Budget & Tax, Education, Higher Education

Free Market Friday: Tax hike unwise

December 12, 2015

Jonathan Small

The proposal by University of Oklahoma President David Boren to boost the state sales tax to increase government spending on common education, higher education, CareerTech and preschool has drawn considerable discussion.

What might happen if the sales tax increase is approved? Well, for starters, most Oklahoma communities would have some of the highest sales tax rates in the nation. Under the petition’s proposal, Oklahoma’s state sales tax rate would be 5.5 percent. Add the 4 percent or more levied by most cities and buying something in Bethany (combined 9.5-percent sales taxes) would cost more than in Manhattan (8.875 percent.)
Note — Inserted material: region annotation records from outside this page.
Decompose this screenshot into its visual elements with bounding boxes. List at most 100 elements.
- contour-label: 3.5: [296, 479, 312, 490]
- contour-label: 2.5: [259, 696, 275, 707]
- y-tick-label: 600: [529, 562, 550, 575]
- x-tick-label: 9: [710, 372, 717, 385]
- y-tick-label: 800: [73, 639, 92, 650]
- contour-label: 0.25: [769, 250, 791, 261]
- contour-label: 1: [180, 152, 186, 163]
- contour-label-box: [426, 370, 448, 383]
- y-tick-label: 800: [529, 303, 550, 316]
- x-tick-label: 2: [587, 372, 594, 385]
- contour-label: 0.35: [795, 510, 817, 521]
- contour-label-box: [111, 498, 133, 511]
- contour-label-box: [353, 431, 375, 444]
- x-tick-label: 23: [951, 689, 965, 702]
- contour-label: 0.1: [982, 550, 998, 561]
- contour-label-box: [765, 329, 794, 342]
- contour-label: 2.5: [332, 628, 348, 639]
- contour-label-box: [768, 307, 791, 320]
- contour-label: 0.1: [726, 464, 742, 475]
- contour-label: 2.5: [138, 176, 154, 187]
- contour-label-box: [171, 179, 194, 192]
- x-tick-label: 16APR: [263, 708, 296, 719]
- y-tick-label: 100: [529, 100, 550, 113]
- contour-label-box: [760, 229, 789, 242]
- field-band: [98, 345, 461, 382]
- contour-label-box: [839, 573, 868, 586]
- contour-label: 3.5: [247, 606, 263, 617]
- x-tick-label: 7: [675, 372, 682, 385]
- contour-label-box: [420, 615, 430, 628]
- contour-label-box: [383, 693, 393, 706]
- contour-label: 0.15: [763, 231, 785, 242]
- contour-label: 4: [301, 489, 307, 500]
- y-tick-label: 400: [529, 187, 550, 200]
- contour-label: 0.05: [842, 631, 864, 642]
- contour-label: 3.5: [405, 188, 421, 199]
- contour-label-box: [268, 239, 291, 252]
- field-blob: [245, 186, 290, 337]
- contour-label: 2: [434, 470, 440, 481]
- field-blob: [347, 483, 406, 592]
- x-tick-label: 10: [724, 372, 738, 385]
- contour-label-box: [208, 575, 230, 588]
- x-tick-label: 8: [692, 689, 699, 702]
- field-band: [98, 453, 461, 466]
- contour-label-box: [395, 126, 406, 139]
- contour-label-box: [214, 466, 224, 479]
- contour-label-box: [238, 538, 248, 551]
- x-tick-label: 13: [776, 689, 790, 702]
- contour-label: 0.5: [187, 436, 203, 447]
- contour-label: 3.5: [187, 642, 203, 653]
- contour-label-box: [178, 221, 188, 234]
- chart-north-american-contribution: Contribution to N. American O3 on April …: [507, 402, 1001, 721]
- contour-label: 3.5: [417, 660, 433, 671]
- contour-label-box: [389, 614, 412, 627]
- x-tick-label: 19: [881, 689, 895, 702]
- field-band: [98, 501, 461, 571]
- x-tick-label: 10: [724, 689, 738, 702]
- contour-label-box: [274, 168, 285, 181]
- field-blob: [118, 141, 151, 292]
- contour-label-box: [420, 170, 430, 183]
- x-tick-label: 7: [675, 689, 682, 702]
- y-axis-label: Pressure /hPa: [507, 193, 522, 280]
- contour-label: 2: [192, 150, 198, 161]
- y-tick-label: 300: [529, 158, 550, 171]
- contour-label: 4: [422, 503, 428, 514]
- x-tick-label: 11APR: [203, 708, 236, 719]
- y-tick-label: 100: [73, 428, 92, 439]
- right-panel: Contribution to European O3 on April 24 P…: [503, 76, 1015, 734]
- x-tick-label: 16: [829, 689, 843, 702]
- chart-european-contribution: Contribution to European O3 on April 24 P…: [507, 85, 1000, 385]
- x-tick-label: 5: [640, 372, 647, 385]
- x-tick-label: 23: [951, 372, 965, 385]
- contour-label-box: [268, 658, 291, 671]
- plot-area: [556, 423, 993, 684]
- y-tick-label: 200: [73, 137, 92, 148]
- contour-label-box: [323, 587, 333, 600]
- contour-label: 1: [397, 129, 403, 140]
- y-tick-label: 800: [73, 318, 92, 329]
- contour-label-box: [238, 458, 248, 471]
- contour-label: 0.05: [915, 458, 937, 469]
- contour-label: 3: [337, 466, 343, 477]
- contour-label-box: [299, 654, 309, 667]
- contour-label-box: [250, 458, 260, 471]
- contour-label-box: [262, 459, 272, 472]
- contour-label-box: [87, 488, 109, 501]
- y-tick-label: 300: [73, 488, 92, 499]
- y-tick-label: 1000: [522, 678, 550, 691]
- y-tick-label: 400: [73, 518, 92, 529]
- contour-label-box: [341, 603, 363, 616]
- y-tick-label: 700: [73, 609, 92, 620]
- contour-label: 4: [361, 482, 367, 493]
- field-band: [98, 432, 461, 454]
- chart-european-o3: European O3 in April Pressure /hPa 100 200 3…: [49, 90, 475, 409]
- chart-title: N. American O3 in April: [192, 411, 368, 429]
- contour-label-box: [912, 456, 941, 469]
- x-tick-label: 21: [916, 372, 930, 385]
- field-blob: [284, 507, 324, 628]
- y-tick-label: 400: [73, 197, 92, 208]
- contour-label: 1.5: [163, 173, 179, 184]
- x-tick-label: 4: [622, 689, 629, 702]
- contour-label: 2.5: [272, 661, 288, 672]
But there are other pitfalls in depending on a sales tax to increase education funding.

First, think about local merchants. As Oklahoma’s highest-in-the-nation sales tax rate drives more consumers to shop online, revenues at local stores are likely to steadily decline.

“We are already being hurt tremendously by Internet sales,” said Tulsa Mayor Dewey Bartlett.

The Boren tax increase will exacerbate the problem. That is without question. Bartlett and numerous cities are so concerned about the problems with the proposal that Bartlett and the Oklahoma Municipal League have filed amicus briefs to support OCPA Impact’s constitutional challenge of the proposed ballot initiative.

Second, economists Scott Moody and Wendy Warcholik point to another way the tax hike will hurt small businesses.

“According to a recent study from the Council on State Taxation, 47 percent of the current sales tax is paid by businesses when they invest,” they write. “By taxing investment, Oklahoma would create fewer job opportunities for future graduates.”

Third, according to the petition, 60 percent of revenues would flow to schools to increase teacher pay by $5,000 per year. That sounds good, but a pay raise this year requires a steady revenue stream to maintain those higher salaries. Given the onerous requirements the proposal imposes on future legislative appropriations, other core areas of government would be cut significantly to fund the additional spending increases mandated by the proposal.

The vast majority of Oklahomans agree that teachers have earned a significant pay raise. But hiking taxes to fund raises is a risky and damaging proposition. Fortunately, my colleagues have identified hundreds of millions of dollars in annual savings in state spending that would fund those raises, with no tax increase at all.